Quick Takes: 7 Good Friday Thoughts

Although the days passed quickly this year, we are approaching the end of Lent with Easter Sunday and the Resurrection of Christ. This year especially, I have noticed that, even though I’ve been busy with my dissertation and still more essays this year, I have drawn closer to Christ. Not through prayer or alms-giving or abstinence, as I would have expected and have tried to utilise, but through my thoughts and observations.

So, for 7 Quick Takes Friday, I’d share some of the realisations and feelings this Lent has delivered to me.

seven quick takes friday 2

  1. Giving

Something I wish I’d been truly aware (instead of just knowing it, but feeling it too) of before this year is how much God is always there, always permeating our lives. I’ve been following the CATHOD blog since the genesis of this little blog, and I am enjoying their series at the moment about the challenges their volunteers have been doing as part of Lent, including things like cutting down the amount of water they use per day as solidarity for those in low income countries who have to walk miles daily just to get dirty water.

Only the last couple of days has it hit me that giving during isn’t just involving others; giving can be giving one’s self challenges to make one conscious of how much luxury the first world situation is.
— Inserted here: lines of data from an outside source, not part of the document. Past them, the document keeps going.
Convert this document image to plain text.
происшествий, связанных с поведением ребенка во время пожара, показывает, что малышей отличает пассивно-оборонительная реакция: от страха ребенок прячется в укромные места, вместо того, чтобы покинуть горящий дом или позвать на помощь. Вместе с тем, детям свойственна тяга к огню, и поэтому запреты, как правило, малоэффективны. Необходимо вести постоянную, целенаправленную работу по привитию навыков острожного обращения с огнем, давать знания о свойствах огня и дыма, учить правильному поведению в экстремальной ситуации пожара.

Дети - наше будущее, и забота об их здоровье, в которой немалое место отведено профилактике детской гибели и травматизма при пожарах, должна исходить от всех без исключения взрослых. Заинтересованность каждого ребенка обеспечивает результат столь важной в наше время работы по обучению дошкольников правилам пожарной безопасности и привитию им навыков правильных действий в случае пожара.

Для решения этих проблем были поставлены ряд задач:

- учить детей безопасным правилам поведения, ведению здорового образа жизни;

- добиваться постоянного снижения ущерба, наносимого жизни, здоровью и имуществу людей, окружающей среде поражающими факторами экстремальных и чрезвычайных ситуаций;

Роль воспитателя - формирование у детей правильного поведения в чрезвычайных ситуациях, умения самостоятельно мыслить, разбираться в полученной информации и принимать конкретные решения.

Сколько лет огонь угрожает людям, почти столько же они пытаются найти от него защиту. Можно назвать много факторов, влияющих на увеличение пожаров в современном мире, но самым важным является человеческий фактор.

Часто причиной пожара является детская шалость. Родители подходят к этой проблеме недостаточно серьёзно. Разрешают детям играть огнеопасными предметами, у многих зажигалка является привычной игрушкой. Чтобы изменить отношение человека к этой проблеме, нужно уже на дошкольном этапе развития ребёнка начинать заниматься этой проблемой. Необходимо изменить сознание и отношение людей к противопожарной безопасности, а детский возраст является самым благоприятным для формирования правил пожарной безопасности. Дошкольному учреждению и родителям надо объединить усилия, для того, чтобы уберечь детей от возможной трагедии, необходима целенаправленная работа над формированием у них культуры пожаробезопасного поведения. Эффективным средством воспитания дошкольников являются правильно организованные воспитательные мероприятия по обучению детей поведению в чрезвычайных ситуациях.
Maybe I can try and do something challenging, like cut down the amount of washing I do. I am sure I can live more cost-effective and world-aware.

  1. Fasting

Today has been one of my best days fasting that I have had. I don’t tend to fast except on days of obligation, but to focus the mind on God, it might be good to fast more often. I think I could do it tomorrow as well. I put on a nice dress, had a shower – I even walked 3 miles! What’s wrong with not eating? 🙂

3. Abstinence

I am definitely considering trying to make my Fridays permanently meat-free (as well as my usual Thursdays and Wednesdays). I mean, I can’t afford much meat as a student anyway, but limiting the amount of meat I buy can be beneficial for the environment and my giving up something I like on a long-term basis will help me to think of those who have no choice with their diets.

The only complications are when visiting friends and my tendency to have pizza on Fridays (and pizza is just bland without meat 😉 ).

4. Respect

Having not been to a proper Triduum before, I was surprised by the feet-washing part of the liturgy for the Celebration of the and the little note in today’s Mass saying “If you would like, like may follow the ancient tradition of removing your shoes before the Cross.” Surprised, but delighted, though. One of the reasons I was drawn to the Catholic Church is because I have always been naturally traditionally-minded.

I took off my shoes. Not just because it’s something different, but because of how it made me feel in relation to the Cross. Taking my shoes off meant respecting the ground on which Christ walked, setting God apart from mortals. It meant showing belief with my whole body, not just my voice and my mind.

  1. Community

    What’s more, this Lent has brought me closer to the Church community. Not just with those I know from Sunday Mass and the musicians and readers there, but also the strangers I have sat next to these last couple of days. They’re not the people I would normally spend time with – or even see in daily life – but we know we are united through Christ, and that can bring a sense of community to anyone.

  2. Peace

    With each service, reading, performance I am part of, I feel closer and closer to God this time of the year. With it is a sense of Peace, that post-Eucharist floatiness, a mix of prayerfulness and quiet. Of all the emotions, this is the one that hits me the greatest after Mass, but I honestly could not wish for more.

  3. Sorrow

Why sorrow? Well, this is Good Friday. Really this year have I felt the genuine sorrow of Christ’s sacrifice. No one should have to go through anything as tortuous as what He went through. Yet…indeed we still have prisoners and modern martyrs of faith, and people who suffer just for what they believe. Almost worse is it to not be able to openly practise one’s faith.

We are the lucky ones – who can go to Triduum and not find a seat because the church is so full – and we celebrate with very little prejudice. But there are so many around who cannot practise safely. Nevertheless, in Christ’s sacrifice today, He has saved us from sin.